Everything you need to build Telegram bots: polling vs. webhooks, sendMessage, inline keyboards, and hosting options explained with real code examples.


Telegram Bot API: Complete AI Chatbot Guide 2026

Telegram bots handle over 15 billion messages every month. From customer support to personal AI assistants, bots have become essential to how people use Telegram.

But building an AI-powered Telegram bot from scratch? That's where things get complicated. You need to understand the Bot API, set up a server, write code, integrate an LLM, handle errors, and keep everything running 24/7.

This guide covers two paths: the DIY approach (with full code examples) and the 60-second approach using ClawdHost.

Short on time? ClawdHost deploys a ready-made AI assistant on Telegram in 60 seconds. No coding required. Skip to the easy way →

What is the Telegram Bot API?

The Telegram Bot API is an HTTP-based interface that lets developers build bots for Telegram.

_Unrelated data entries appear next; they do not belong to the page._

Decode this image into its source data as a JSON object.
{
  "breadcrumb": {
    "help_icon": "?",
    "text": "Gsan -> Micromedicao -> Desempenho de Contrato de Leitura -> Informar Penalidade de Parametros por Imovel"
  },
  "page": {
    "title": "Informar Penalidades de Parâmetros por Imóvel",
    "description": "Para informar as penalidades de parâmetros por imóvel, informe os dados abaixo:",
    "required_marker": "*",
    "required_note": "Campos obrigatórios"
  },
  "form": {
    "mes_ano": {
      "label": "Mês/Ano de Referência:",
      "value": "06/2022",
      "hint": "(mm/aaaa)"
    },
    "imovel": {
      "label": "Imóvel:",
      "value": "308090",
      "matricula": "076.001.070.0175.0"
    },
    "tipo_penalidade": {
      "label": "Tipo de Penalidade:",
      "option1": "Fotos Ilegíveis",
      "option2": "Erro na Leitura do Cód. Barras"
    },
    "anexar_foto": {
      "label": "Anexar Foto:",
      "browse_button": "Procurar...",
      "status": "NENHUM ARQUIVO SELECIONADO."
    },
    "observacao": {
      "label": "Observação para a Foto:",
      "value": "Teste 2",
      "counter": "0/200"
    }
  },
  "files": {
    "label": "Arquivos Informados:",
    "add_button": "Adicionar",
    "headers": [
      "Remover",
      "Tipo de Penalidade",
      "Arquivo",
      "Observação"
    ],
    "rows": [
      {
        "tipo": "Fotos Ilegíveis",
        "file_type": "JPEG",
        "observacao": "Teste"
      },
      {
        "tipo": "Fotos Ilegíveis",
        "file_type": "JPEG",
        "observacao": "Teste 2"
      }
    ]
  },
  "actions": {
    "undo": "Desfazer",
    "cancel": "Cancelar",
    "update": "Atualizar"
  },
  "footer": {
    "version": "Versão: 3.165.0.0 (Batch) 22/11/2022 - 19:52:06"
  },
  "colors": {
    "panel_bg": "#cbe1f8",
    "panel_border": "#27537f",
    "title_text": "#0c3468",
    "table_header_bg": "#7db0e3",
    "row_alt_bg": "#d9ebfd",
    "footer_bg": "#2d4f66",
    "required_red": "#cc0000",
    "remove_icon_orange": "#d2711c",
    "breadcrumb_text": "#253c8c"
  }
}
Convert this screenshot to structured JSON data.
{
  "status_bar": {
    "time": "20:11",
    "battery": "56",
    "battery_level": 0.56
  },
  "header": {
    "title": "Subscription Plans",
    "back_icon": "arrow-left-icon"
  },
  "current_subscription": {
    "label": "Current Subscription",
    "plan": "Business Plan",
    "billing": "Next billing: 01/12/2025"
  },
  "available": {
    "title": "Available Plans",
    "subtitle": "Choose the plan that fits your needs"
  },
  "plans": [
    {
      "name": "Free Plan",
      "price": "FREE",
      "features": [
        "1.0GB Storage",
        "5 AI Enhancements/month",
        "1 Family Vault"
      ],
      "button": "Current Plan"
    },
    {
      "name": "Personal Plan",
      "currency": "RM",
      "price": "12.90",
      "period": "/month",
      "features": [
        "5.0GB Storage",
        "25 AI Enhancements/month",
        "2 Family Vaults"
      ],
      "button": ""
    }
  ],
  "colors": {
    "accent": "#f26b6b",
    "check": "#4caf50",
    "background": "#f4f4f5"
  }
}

It's the official way to create automated accounts that can send messages, respond to commands, handle inline queries, process payments, and more.

Every bot you've ever interacted with on Telegram—from @gif to custom AI assistants—uses this API under the hood.

Common use cases include:

  • Customer support bots that answer FAQs
  • Notification bots that send alerts and updates
  • AI assistants that chat using Claude, GPT, or other LLMs
  • Utility bots for translations, reminders, or file conversions

OpenClaw (also known as Moltbot and Clawdbot) is an open-source personal AI assistant with 79K+ GitHub stars that uses the Telegram Bot API to connect your AI to Telegram, Discord, Slack, and WhatsApp.

Two Paths: DIY vs Managed

Before diving into code, understand your options:

ApproachWhat You GetEffortCost
DIY (this guide)Full control, your code30-60 min setup + ongoing maintenance$5-20/mo for VPS
Generic bot hostingRuns YOUR code 24/7You still write and debug code$2-5/mo
ClawdHostPre-built AI assistant, ready to use60 seconds, no code$29/mo

Generic bot hosting services like PebbleHost or BisectHosting run whatever code you give them. You still need to build the bot yourself.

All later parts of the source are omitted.